RACE relations have been on Robert Mugabe's mind lately. The Zimbabwean President has been threatening to deport white farmers who are resisting his plans to resettle landless black Zimbabweans on their land.

'There is still white racism in this country . . . The whites think they are more God's children than others and they still look at their white skin as more precious and more divine than ours,' he told a cheering (black) crowd at the weekend. Zimbabwe's whites are feeling distinctly unhappy about all this.

Perhaps Lord Carrington, who arrives in Harare today for a two-day visit to examine projects of VSO - of which he is president - will be able to smooth things over. The former foreign secretary, who pulled off the Lancaster House agreement on Zimbabwean independence in 1979, is still regarded by all parties as something of a hero.

TALKING of delicate diplomatic missions, the US is leaning on South Korea to reconsider its refusal to allow Michael Jackson to perform in Seoul as part of his 'Dangerous' tour. The authorities said Jacko's performances would exert a negative influence on society. Some fear the tour may reflect badly on President Kim Young Sam's campaign against conspicuous consumption and corrupt lifestyles.
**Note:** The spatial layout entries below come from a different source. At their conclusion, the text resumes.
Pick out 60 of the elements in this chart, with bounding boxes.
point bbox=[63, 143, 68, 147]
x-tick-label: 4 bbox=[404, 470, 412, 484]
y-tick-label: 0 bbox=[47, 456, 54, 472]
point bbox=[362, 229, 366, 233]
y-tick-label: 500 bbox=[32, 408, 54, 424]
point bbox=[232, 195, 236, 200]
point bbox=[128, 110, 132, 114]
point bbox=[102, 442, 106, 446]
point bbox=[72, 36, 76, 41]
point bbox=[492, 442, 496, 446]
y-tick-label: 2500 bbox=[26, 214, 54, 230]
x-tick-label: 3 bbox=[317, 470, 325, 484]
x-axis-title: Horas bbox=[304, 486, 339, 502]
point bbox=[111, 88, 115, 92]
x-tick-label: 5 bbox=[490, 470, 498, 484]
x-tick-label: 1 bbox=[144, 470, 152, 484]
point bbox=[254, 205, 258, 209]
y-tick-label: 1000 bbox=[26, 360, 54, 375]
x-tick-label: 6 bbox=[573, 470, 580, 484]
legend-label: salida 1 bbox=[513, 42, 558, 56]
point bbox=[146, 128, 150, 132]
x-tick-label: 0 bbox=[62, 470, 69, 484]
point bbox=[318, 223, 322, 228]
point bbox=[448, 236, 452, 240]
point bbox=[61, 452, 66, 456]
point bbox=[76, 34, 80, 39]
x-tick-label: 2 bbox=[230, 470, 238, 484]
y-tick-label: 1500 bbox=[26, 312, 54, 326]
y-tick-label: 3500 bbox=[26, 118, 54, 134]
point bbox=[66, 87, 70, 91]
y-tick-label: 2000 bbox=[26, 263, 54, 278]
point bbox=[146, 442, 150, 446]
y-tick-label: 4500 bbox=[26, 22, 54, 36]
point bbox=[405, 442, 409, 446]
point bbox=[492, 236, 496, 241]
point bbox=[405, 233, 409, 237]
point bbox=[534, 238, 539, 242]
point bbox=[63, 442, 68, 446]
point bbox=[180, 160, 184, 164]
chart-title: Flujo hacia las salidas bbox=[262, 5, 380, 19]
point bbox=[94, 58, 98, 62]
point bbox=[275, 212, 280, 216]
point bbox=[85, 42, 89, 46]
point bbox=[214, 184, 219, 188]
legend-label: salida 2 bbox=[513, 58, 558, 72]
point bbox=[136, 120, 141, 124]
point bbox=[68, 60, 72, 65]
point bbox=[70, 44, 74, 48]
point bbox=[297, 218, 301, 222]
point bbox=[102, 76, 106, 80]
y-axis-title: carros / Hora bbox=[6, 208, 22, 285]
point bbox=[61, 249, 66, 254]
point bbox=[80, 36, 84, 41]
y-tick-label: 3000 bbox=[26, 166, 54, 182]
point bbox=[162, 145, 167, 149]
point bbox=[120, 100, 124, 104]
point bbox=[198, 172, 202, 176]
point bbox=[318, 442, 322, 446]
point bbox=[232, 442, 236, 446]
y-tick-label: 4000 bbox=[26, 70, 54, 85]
But the US embassy in Seoul believes 'there is no reason to keep an international star like Michael Jackson out'.

THE Chinese leader, Deng Xiaoping, who was 89 at the weekend, was not well enough to make his annual summer trip to the seaside.

Instead, the veteran leader stayed in Peking 'to share the happiness with family members', according to the Hong Kong daily Wen Wei Po.

WHEELER-DEALER Donald Trump, noted for naming chunks of his empire after himself, is thinking of naming his unborn daughter after the jeweller Tiffany's. 'Tiffany's is right next to Trump Tower and I used the air rights over Tiffany's . . . Tiffany has been a lucky name for me,' he said.